Make it visible. Evaluate it. Kill it if it’s not serving anyone.
➡️ Start Here ⬇️
I’ve created an Invisible Systems Mapper (powered by AI) to make this process easier. It walks you through identifying your informal systems, surfaces what’s working and what’s broken, and helps you decide which ones to formalize, fix, or kill. Start by filling in your “we always” patterns and download a .txt file to share with your team.
Real Example: The Invisible Student Events System
A high school administrator told me they “don’t have a clear way to inform students about events.”
But when I listened, I heard:
“Student council always posts on Instagram”
“Advisors always announce it in morning meetings”
“The activities coordinator always sends emails through the LMS”
“Digital signage always shows the weekly calendar”
They had a system.
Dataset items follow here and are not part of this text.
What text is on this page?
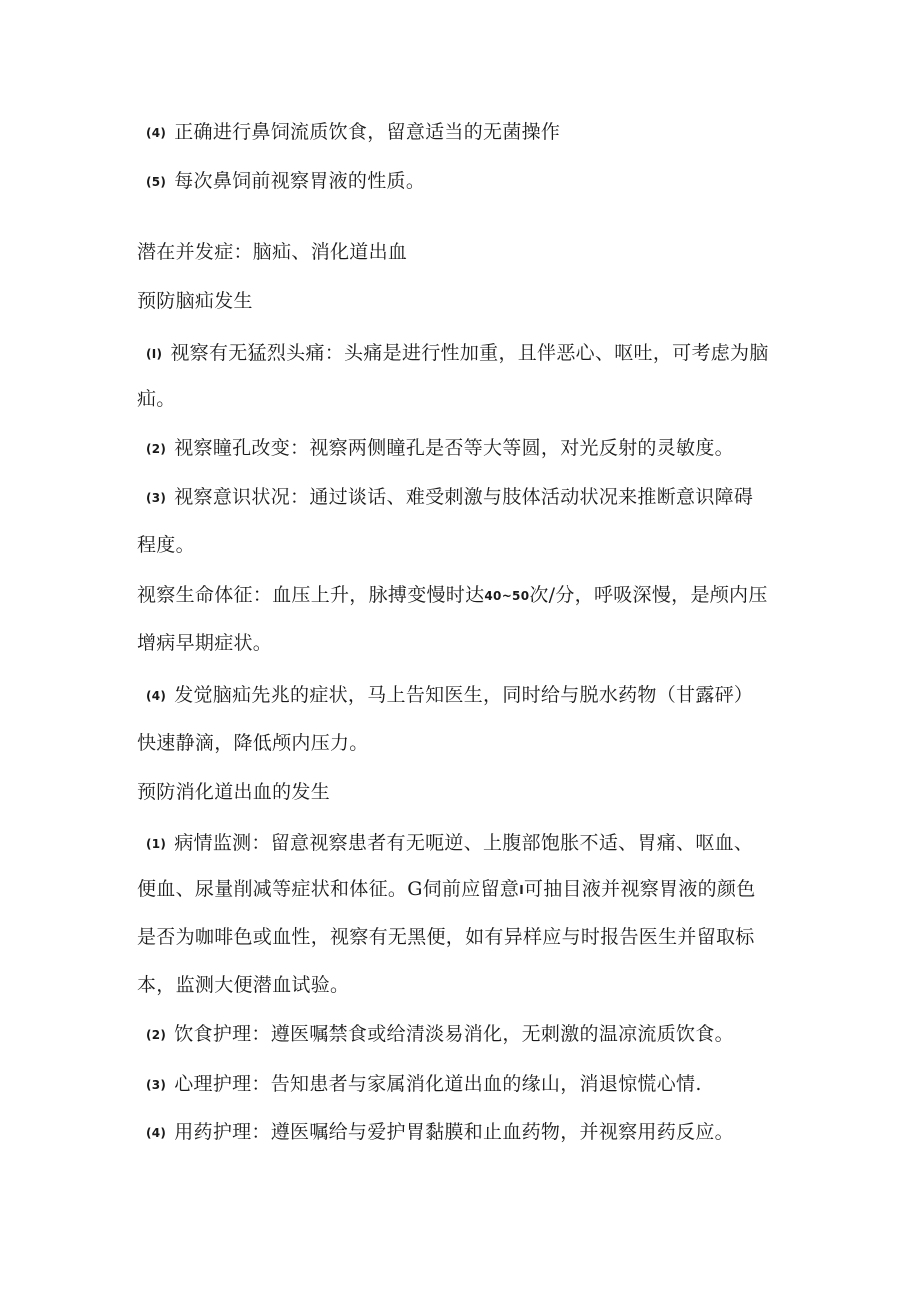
(4) 正确进行鼻饲流质饮食，留意适当的无菌操作
(5) 每次鼻饲前视察胃液的性质。
潜在并发症：脑疝、消化道出血
预防脑疝发生
(I) 视察有无猛烈头痛：头痛是进行性加重，且伴恶心、呕吐，可考虑为脑
疝。
(2) 视察瞳孔改变：视察两侧瞳孔是否等大等圆，对光反射的灵敏度。
(3) 视察意识状况：通过谈话、难受刺激与肢体活动状况来推断意识障碍
程度。
视察生命体征：血压上升，脉搏变慢时达40~50次/分，呼吸深慢，是颅内压
增病早期症状。
(4) 发觉脑疝先兆的症状，马上告知医生，同时给与脱水药物（甘露砰）
快速静滴，降低颅内压力。
预防消化道出血的发生
(1) 病情监测：留意视察患者有无呃逆、上腹部饱胀不适、胃痛、呕血、
便血、尿量削减等症状和体征。G伺前应留意I可抽目液并视察胃液的颜色
是否为咖啡色或血性，视察有无黑便，如有异样应与时报告医生并留取标
本，监测大便潜血试验。
(2) 饮食护理：遵医嘱禁食或给清淡易消化，无刺激的温凉流质饮食。
(3) 心理护理：告知患者与家属消化道出血的缘山，消退惊慌心情.
(4) 用药护理：遵医嘱给与爱护胃黏膜和止血药物，并视察用药反应。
Just not an explicit one, and students didn’t know which channel to trust.
We documented it:
System Name: Student Event Communication Protocol
Process:
Activities coordinator updates master calendar
Student council posts to Instagram
Advisors announce in morning meetings
LMS message goes out
Digital signage updates
Problem identified: Six different channels with no coordination. Students don’t know which to trust. Timing varies. Information conflicts.
The fix: We created an ongoing slide deck where students and advisors could drop announcements for the student body. All other channels pointed to it: “Check the [school mascot] Diaries.”
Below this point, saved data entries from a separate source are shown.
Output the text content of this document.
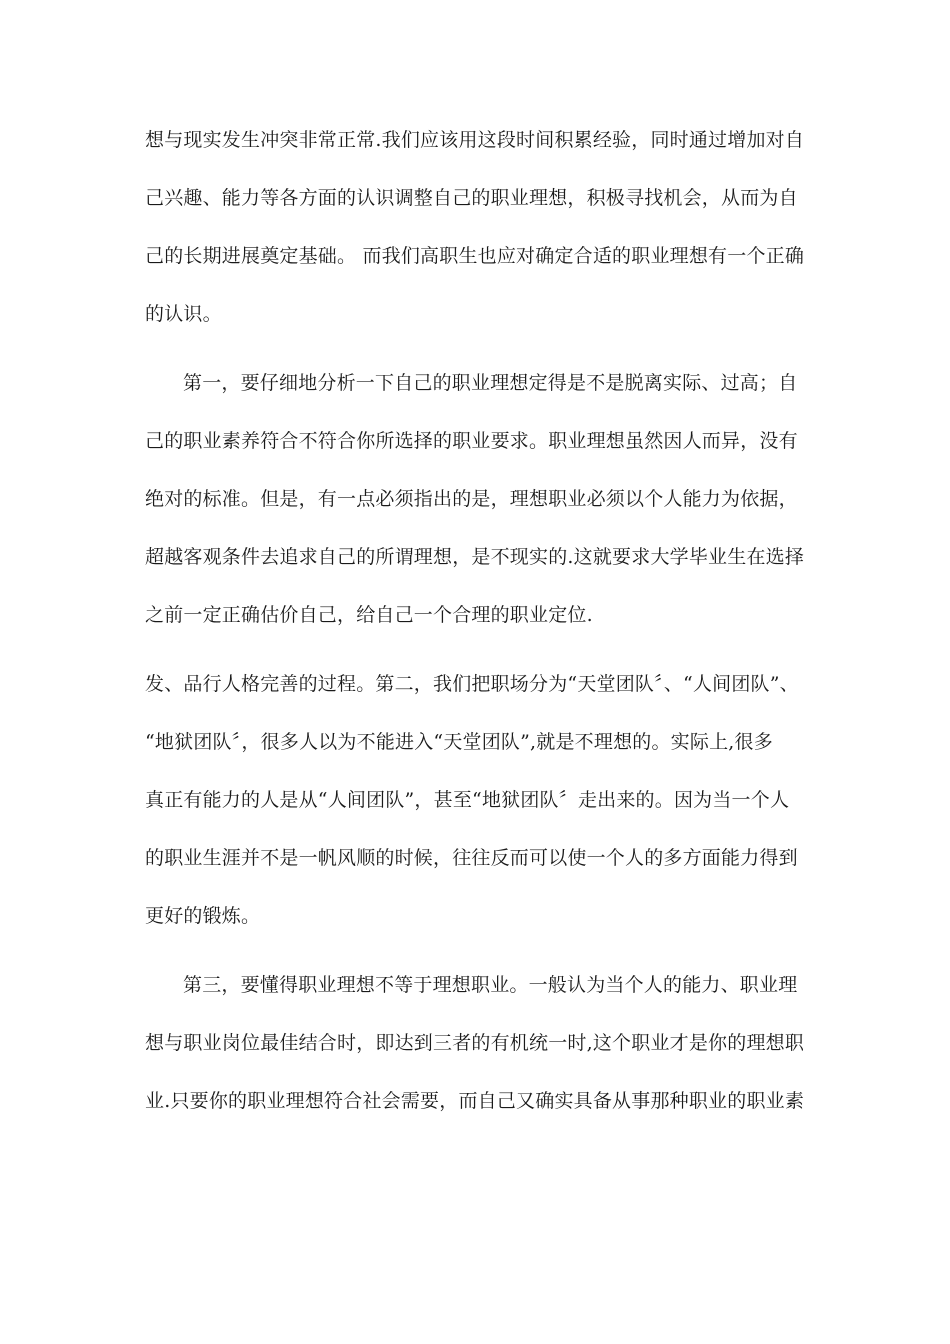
想与现实发生冲突非常正常.我们应该用这段时间积累经验，同时通过增加对自
己兴趣、能力等各方面的认识调整自己的职业理想，积极寻找机会，从而为自
己的长期进展奠定基础。 而我们高职生也应对确定合适的职业理想有一个正确
的认识。
第一，要仔细地分析一下自己的职业理想定得是不是脱离实际、过高；自
己的职业素养符合不符合你所选择的职业要求。职业理想虽然因人而异，没有
绝对的标准。但是，有一点必须指出的是，理想职业必须以个人能力为依据，
超越客观条件去追求自己的所谓理想，是不现实的.这就要求大学毕业生在选择
之前一定正确估价自己，给自己一个合理的职业定位.
发、品行人格完善的过程。第二，我们把职场分为“天堂团队〞、“人间团队”、
“地狱团队〞，很多人以为不能进入“天堂团队”,就是不理想的。实际上,很多
真正有能力的人是从“人间团队”，甚至“地狱团队〞走出来的。因为当一个人
的职业生涯并不是一帆风顺的时候，往往反而可以使一个人的多方面能力得到
更好的锻炼。
第三，要懂得职业理想不等于理想职业。一般认为当个人的能力、职业理
想与职业岗位最佳结合时，即达到三者的有机统一时,这个职业才是你的理想职
业.只要你的职业理想符合社会需要，而自己又确实具备从事那种职业的职业素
Owner: Activities Coordinator (newly formalized)
Responsibilities:
Maintain master slide deck
Coordinate all channels to point to single source
Track which events have low attendance
Monthly check-in with student focus group
Result: Student attendance at optional events increased 23%, and email overload decreased considerably. The invisible system became reliable.
Your Move This Week
Step 1: Identify one “we always” pattern
Listen for recurring language. Write down one pattern.
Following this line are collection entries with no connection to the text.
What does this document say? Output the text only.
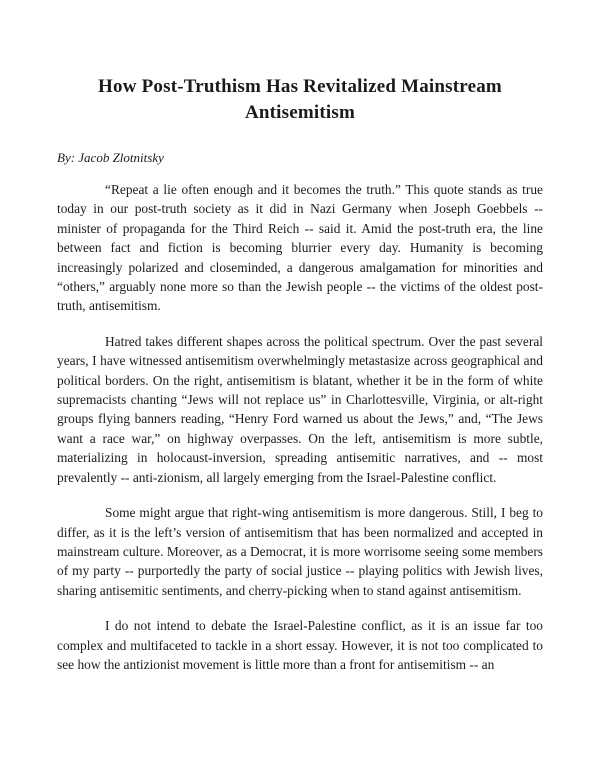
How Post-Truthism Has Revitalized Mainstream
Antisemitism

By: Jacob Zlotnitsky

“Repeat a lie often enough and it becomes the truth.” This quote stands as true today in our post-truth society as it did in Nazi Germany when Joseph Goebbels -- minister of propaganda for the Third Reich -- said it. Amid the post-truth era, the line between fact and fiction is becoming blurrier every day. Humanity is becoming increasingly polarized and closeminded, a dangerous amalgamation for minorities and “others,” arguably none more so than the Jewish people -- the victims of the oldest post-truth, antisemitism.

Hatred takes different shapes across the political spectrum. Over the past several years, I have witnessed antisemitism overwhelmingly metastasize across geographical and political borders. On the right, antisemitism is blatant, whether it be in the form of white supremacists chanting “Jews will not replace us” in Charlottesville, Virginia, or alt-right groups flying banners reading, “Henry Ford warned us about the Jews,” and, “The Jews want a race war,” on highway overpasses. On the left, antisemitism is more subtle, materializing in holocaust-inversion, spreading antisemitic narratives, and -- most prevalently -- anti-zionism, all largely emerging from the Israel-Palestine conflict.

Some might argue that right-wing antisemitism is more dangerous. Still, I beg to differ, as it is the left’s version of antisemitism that has been normalized and accepted in mainstream culture. Moreover, as a Democrat, it is more worrisome seeing some members of my party -- purportedly the party of social justice -- playing politics with Jewish lives, sharing antisemitic sentiments, and cherry-picking when to stand against antisemitism.

I do not intend to debate the Israel-Palestine conflict, as it is an issue far too complex and multifaceted to tackle in a short essay. However, it is not too complicated to see how the antizionist movement is little more than a front for antisemitism -- an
Step 2: Map it (15 minutes)
Use the template. Document what actually happens.
Step 3: Decide its fate
Formalize it? → Create Ownership Charter
Fix it? → Identify what’s broken, assign someone to improve
Kill it? → Stop doing something that serves no one
What This Unlocks
When you start seeing invisible systems:
You gain clarity about what’s actually happening (not what you think happens)
You can improve existing patterns instead of always building new ones
You capture institutional knowledge before people leave
Ownership feels natural because you’re formalizing what people already do
This isn’t about adding more systems. It’s about seeing the systems you already have and making them work better.
The most powerful systems aren’t always the new ones you design. Sometimes they’re the invisible ones you finally name.
Your Experience
What “we always” patterns are hiding in your school? Hit reply and tell me. I’m always collecting invisible systems that became visible.
Systematically yours,
About the Author:
G (short for Gitane) is co-founder and Chief Creative Officer at EKG Collective, helping international schools turn communication complexity into systematic clarity. Learn more at ekgcollective.com.




I totally agree— the invisible systems take up people’s bandwidth to remember and disseminate to new folks… documenting it all can add clarity. Thanks for this!